International Journal of Computer Applications |
Foundation of Computer Science (FCS), NY, USA |
Volume 179 - Number 40 |
Year of Publication: 2018 |
Authors: Jasma Balasangameshwara, Chandrakala H. L. |
10.5120/ijca2018916953 |
Jasma Balasangameshwara, Chandrakala H. L. . Performance-Driven Load Balancing for Distributed File Systems in Clouds. International Journal of Computer Applications. 179, 40 ( May 2018), 39-50. DOI=10.5120/ijca2018916953
Distributed file systems are the fundamental units for cloud applications where in the data node concurrently serves the computing and storage functions. In these file systems, a file is split by a master node into a set of file chunks and allotted to separate data nodes such that various jobs can be carried out in parallel across the data nodes. However, the unpredictability of the nodes and dynamism in the number of files raise the need for uniform re-distribution of files to prevent the adverse effects of load imbalance. Hence, the latest enhancement to distributed file systems is a decentralized and asynchronous load rebalancing algorithm that exploits both heterogeneity and movement cost for file chunk allocation among data nodes.

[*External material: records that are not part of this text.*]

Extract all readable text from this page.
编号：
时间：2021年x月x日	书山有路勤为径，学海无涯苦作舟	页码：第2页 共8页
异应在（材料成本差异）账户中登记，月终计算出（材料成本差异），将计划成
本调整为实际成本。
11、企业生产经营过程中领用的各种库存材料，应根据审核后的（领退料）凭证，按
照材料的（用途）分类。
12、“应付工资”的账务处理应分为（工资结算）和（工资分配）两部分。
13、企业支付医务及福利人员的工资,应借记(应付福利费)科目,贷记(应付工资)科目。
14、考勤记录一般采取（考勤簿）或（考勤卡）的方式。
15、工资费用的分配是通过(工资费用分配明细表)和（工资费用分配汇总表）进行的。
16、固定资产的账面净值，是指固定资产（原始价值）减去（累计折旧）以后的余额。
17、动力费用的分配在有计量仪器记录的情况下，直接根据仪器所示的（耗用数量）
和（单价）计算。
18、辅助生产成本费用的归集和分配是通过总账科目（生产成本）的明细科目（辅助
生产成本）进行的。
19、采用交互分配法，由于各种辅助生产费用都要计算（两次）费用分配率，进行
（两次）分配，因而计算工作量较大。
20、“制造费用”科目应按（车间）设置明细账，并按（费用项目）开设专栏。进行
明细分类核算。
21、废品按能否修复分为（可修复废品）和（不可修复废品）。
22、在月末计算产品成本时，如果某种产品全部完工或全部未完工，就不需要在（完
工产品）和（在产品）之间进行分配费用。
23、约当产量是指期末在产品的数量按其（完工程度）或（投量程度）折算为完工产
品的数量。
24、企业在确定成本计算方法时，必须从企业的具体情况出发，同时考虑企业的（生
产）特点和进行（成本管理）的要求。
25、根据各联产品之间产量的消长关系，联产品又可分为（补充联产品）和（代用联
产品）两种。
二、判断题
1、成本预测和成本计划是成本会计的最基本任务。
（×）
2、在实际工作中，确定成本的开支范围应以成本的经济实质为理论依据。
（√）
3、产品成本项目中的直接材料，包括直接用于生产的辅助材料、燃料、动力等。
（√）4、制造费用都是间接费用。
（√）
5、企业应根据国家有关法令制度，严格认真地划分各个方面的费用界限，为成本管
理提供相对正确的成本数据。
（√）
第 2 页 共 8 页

But, the load rebalancing protocol has its basis in a randomized method wherein the data node periodically collects and sorts the storage load status of an instance of arbitrary chosen data nodes without considering their computational capabilities or the physical proximity information thereby introducing not only considerable workload on the data nodes but also high overhead on message exchanges among data nodes thus leading to reducing scalability. Moreover, the distributed load re-balancing approach does not consider the additional redundant overhead on the data nodes from the federated, load imbalanced master nodes. In the current study, a completely distributed performance-driven load balancing approach (PDLB) that employs Zero-Hop Hash Table (ZHT) and Modified Firefly Algorithm (MFA) is suggested for coping with the load imbalance issue on both master node and data node. The aim of PDLB is to arrive at data allocations among nodes that could achieve maximum resource utilization at optimized movement cost and minimized message exchanges and algorithmic overhead. The experimental results indicate that PDLB performs better than the earlier distributed protocol about overhead on message exchanges, scalability, movement cost, load imbalance factors as well as algorithmic overheads.